First stop in Massachusetts was the harbor at Cuttyhunk, the end of the chain of islands off the west end of Cape Cod. There are 16 Elizabeth Islands. Fourteen are owned by the Forbes family, one is a wildlife refuge, and the last is Cuttyhunk.
It is a quaint community, with 18 year-round residents and a summer population of up to 300. The island is an incorporated town, with its own government.
As is custom with New England churches along the water, the Cuttyhunk church has a wind vane on the steeple. Appropriately, for an island that was once a fishing camp, and still has a fishing industry, the wind vane indicator is a fish.
|Lynda Krueger photo|
Gay Head, Martha's Vineyard. Now called the Aquinnah Light, this lighthouse has alternating red and white flashes. Although Martha's Vineyard is a tourist destination, with the requisite loud bars and t-shirt shops, there is much natural beauty remaining. Gay Head Point is one.
Traveling across the sound from Cuttyhunk involves heavy ferry traffic. Ferries come from multiple ports to bring visitors to the island.

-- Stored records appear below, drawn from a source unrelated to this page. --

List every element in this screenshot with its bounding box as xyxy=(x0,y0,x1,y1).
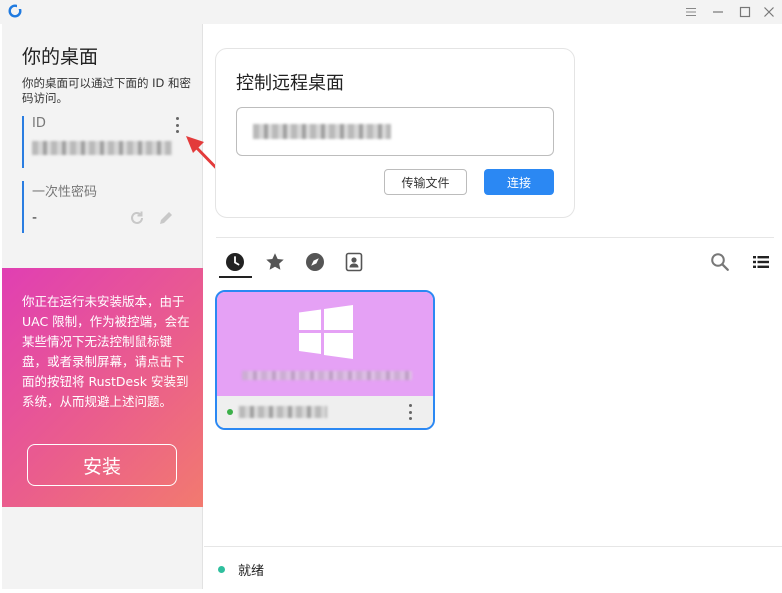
install-promo-text: 你正在运行未安装版本，由于 UAC 限制，作为被控端，会在某些情况下无法控制鼠标… xyxy=(22,294,190,409)
transfer-file-button[interactable]: 传输文件 xyxy=(384,169,467,195)
connect-card: 控制远程桌面 传输文件 连接 xyxy=(215,48,575,218)
install-button[interactable]: 安装 xyxy=(27,444,177,486)
active-tab-indicator xyxy=(219,276,252,278)
close-button[interactable] xyxy=(761,4,777,20)
list-view-icon[interactable] xyxy=(753,255,769,269)
status-text: 就绪 xyxy=(238,564,265,579)
tab-recent[interactable] xyxy=(223,250,247,274)
connect-title: 控制远程桌面 xyxy=(236,73,344,94)
minimize-button[interactable] xyxy=(710,4,726,20)
id-label: ID xyxy=(32,116,46,131)
status-bar: 就绪 xyxy=(204,546,782,589)
edit-icon[interactable] xyxy=(157,209,175,227)
install-promo: 你正在运行未安装版本，由于 UAC 限制，作为被控端，会在某些情况下无法控制鼠标… xyxy=(2,268,203,507)
section-divider xyxy=(216,237,774,238)
tab-discovered[interactable] xyxy=(303,250,327,274)
peer-menu-icon[interactable] xyxy=(406,404,414,420)
status-indicator xyxy=(218,566,225,573)
title-bar xyxy=(0,0,782,24)
peer-footer xyxy=(217,396,433,428)
peer-preview xyxy=(217,292,433,396)
menu-icon[interactable] xyxy=(683,4,699,20)
sidebar-title: 你的桌面 xyxy=(22,46,99,68)
maximize-button[interactable] xyxy=(737,4,753,20)
compass-icon xyxy=(306,253,324,271)
app-logo-icon xyxy=(8,4,22,18)
clock-icon xyxy=(226,253,244,271)
id-field: ID xyxy=(22,116,187,168)
password-label: 一次性密码 xyxy=(32,185,98,200)
id-value[interactable] xyxy=(32,141,187,159)
tab-favorites[interactable] xyxy=(263,250,287,274)
tab-address-book[interactable] xyxy=(342,250,366,274)
star-icon xyxy=(266,253,284,270)
sidebar-description: 你的桌面可以通过下面的 ID 和密码访问。 xyxy=(22,76,192,105)
remote-id-input[interactable] xyxy=(236,107,554,156)
address-book-icon xyxy=(345,252,363,272)
search-icon[interactable] xyxy=(710,252,730,272)
online-status-dot xyxy=(227,409,233,415)
peer-card[interactable] xyxy=(215,290,435,430)
refresh-icon[interactable] xyxy=(129,210,145,226)
connect-button[interactable]: 连接 xyxy=(484,169,554,195)
windows-icon xyxy=(299,305,353,359)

In the 1830's, the Methodist Church set up a conference center on the island. Interesting houses, with pointed windows, as in some churches, were built around the center, creating a quaint community.
Other areas of Martha's Vineyard have some grand homes.
And, there are beaches to comb . . .
and critters to watch.
There is a pass between the mainland of Cape Cod and the Elizabeth Islands, called Woods Hole. It has some fast currents making passage difficult. Having ferries squeezing through at the same time makes it even more interesting.
Getting through Woods Hole with the proper current puts the boat up Buzzards Bay and into the Cape Cod Canal with the wrong current. So, a stop in the nearby Quissett Harbor was made to time the currents. It is a protected harbor, filled with racing dinghies.
A good stop it was. The spit between the harbor and Buzzards Bay was a park with a nice beach. More beachcombing opportunities.
At the head of Buzzards Bay and the south end of the Cape Cod Canal, lies the small town of Onset. This was the far end of the journey for Erika Lin. The town has a few moorings that the crews were able to snag for an evening,.
Onset provided an opportunity for a Great Loop Rendezvous. Joe and Pat Apicella completed the Loop on a Maninship 40, Glory Days, often crossing paths with Erika Lin and Last Dance.
Leaving in the morning with a favorable current, Last Dance was fortunate to make it through the railroad bridge just before it closed.
Having to wait for the bridge would not only be a delay, but would require running in the opposite direction just to remain in place since the current was running over 3 knots.
The downtown of Newburyport is alive with thriving businesses and a definite lack of tourist traps. They have a town dock and moorings to encourage visitors by boat. Located on a river that has current reaching 6 or 7 knots and an inlet so rough that the Coast Guard has installed a large stop light to indicate when the inlet is too rough to be used, they need to add some encouragement.
The town is filled with interesting architecture, including a church that has been converted to a restaurant.
Much interesting architecture has been preserved in Newburyport. This Institution for Savings Building still houses the original tenant.
It is a great town for the crew to walk and meet new friends. The streets are always filled with people and there is a large, well-used park at the town dock. The Bull Mastif/St. Bernard/Hound dog's person suggested an Italian restaurant, Enzo.
One way to sample the regional cultures of the country is through food. Enzo is an Italian restaurant that does not have red sauces and blends local foods into their recipes. Lobster over fresh home-made pasta and littleneck clams on spaghetti were delicious.
Enzo's special dessert of the night was fresh strawberries marinated in a strawberry sauce over meringue with whipped cream and strawberry ice cream. It was amazingly full of flavor. Exploring can be very enjoyable.